It's called a context window because it's all an LLM can "see"
You remember your first kiss, your first day of college, your last promotion, your last birthday, the taste of a chocolate chip cookie. Your brain (like all human brains) has a virtually unlimited long-term memory, estimated to be 2.5 million GB or more. On the other hand, you might be able to remember just a few random numbers at once. Our short-term working memory can hold ~5-10 things, more if they are encoded efficiently (like in a story).
LLMs have "minds" that operate very differently than ours. They have a combined short & long term memory called a context window (you might have heard of it).
What Is a Context Window, Really?
Large Language Models are fundamentally next-token generators. They predict the next chunk of text based on everything that came before it, using something called an attention mechanism to decide which parts of the conversation matter most.
Think of it like trying to follow a book but you're only allowed to remember a certain number of passages (in your long-term memory, as in if someone mentioned the passage to you, you would have zero recollection of it).
The Numbers Are Deceptive
Modern LLMs have billions of parameters which are roughly equivalent to simple synapses, that control how the model thinks. Despite that, they can only remember tens to hundreds of thousands of words at a time. (The bible has ~800k words for comparison).
Because they come pre-trained with general information from the internet, the memory problem is far less obvious. It's the equivalent of having lost any ability to form long-term memories beyond the last few hours of conversation. Every new conversation starts fresh.

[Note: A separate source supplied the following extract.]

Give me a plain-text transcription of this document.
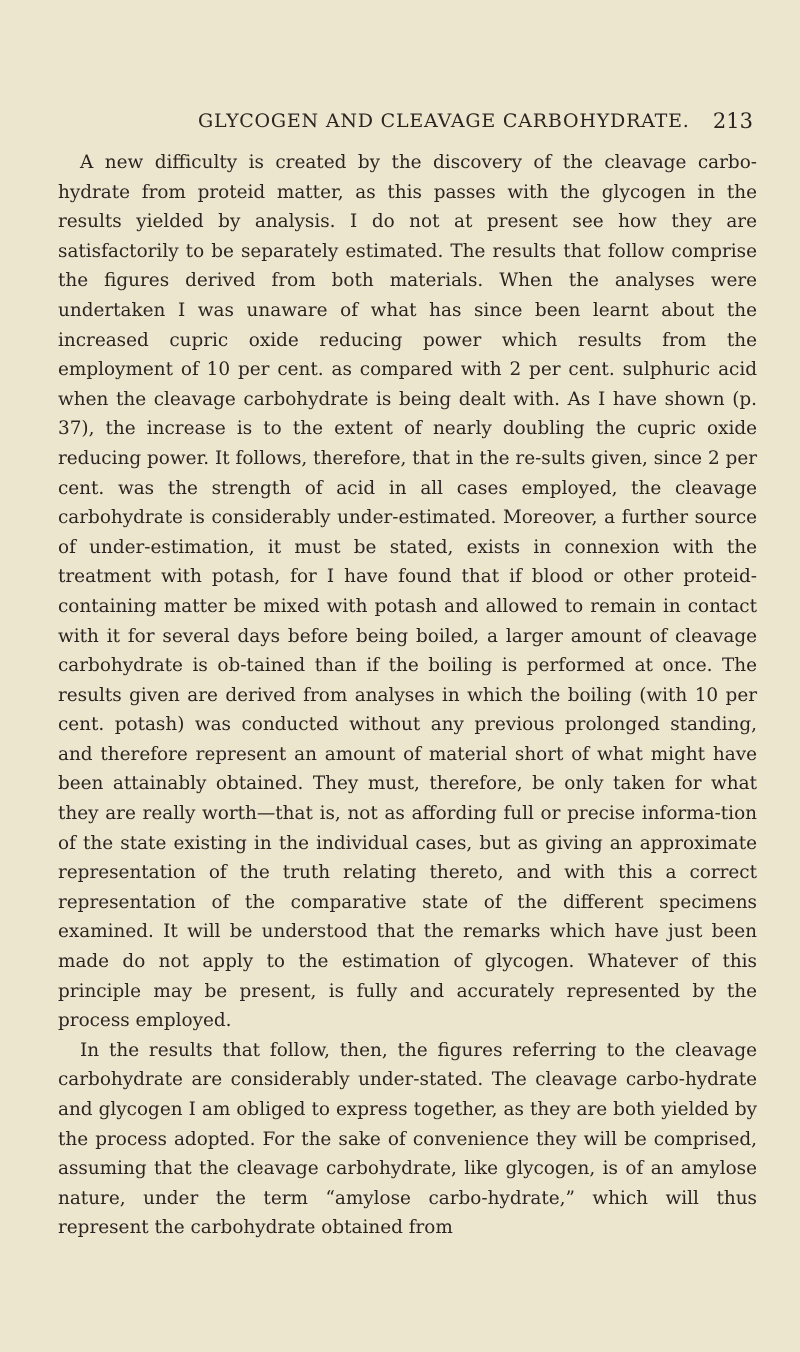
GLYCOGEN AND CLEAVAGE CARBOHYDRATE. 213

A new difficulty is created by the discovery of the cleavage carbo-hydrate from proteid matter, as this passes with the glycogen in the results yielded by analysis. I do not at present see how they are satisfactorily to be separately estimated. The results that follow comprise the figures derived from both materials. When the analyses were undertaken I was unaware of what has since been learnt about the increased cupric oxide reducing power which results from the employment of 10 per cent. as compared with 2 per cent. sulphuric acid when the cleavage carbohydrate is being dealt with. As I have shown (p. 37), the increase is to the extent of nearly doubling the cupric oxide reducing power. It follows, therefore, that in the re-sults given, since 2 per cent. was the strength of acid in all cases employed, the cleavage carbohydrate is considerably under-estimated. Moreover, a further source of under-estimation, it must be stated, exists in connexion with the treatment with potash, for I have found that if blood or other proteid-containing matter be mixed with potash and allowed to remain in contact with it for several days before being boiled, a larger amount of cleavage carbohydrate is ob-tained than if the boiling is performed at once. The results given are derived from analyses in which the boiling (with 10 per cent. potash) was conducted without any previous prolonged standing, and therefore represent an amount of material short of what might have been attainably obtained. They must, therefore, be only taken for what they are really worth—that is, not as affording full or precise informa-tion of the state existing in the individual cases, but as giving an approximate representation of the truth relating thereto, and with this a correct representation of the comparative state of the different specimens examined. It will be understood that the remarks which have just been made do not apply to the estimation of glycogen. Whatever of this principle may be present, is fully and accurately represented by the process employed.

In the results that follow, then, the figures referring to the cleavage carbohydrate are considerably under-stated. The cleavage carbo-hydrate and glycogen I am obliged to express together, as they are both yielded by the process adopted. For the sake of convenience they will be comprised, assuming that the cleavage carbohydrate, like glycogen, is of an amylose nature, under the term “amylose carbo-hydrate,” which will thus represent the carbohydrate obtained from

| Model | Context Window | Roughly Equivalent To |
|---|---|---|
| GPT-3.5 | ~4K tokens | A short story |
| GPT-4 | ~8K-128K tokens | A novella to a novel |
| Claude 3 | ~200K tokens | A few novels |
Even the largest context windows are tiny compared to human memory and experience.
What This Means for You
Systems built on top of chatbots try to work around this limitation. They summarize, reorganize, and retrieve information from external databases. But at the end of the day, you can only pack so much into that window.
Practical Tips
-
Repeat important context — Don't assume the AI still "remembers" everything you said, especially in long conversations.
-
Front-load critical information — Put the most important details at the beginning of your prompt, or repeat them near the end.
-
Use structured formats — Bullet points and clear sections help the model's attention mechanism focus on what matters.
-
Break up complex tasks — Instead of one massive conversation, use multiple focused sessions.
-
Leverage system prompts — If you're building applications, use the system prompt for persistent instructions that should always be "remembered."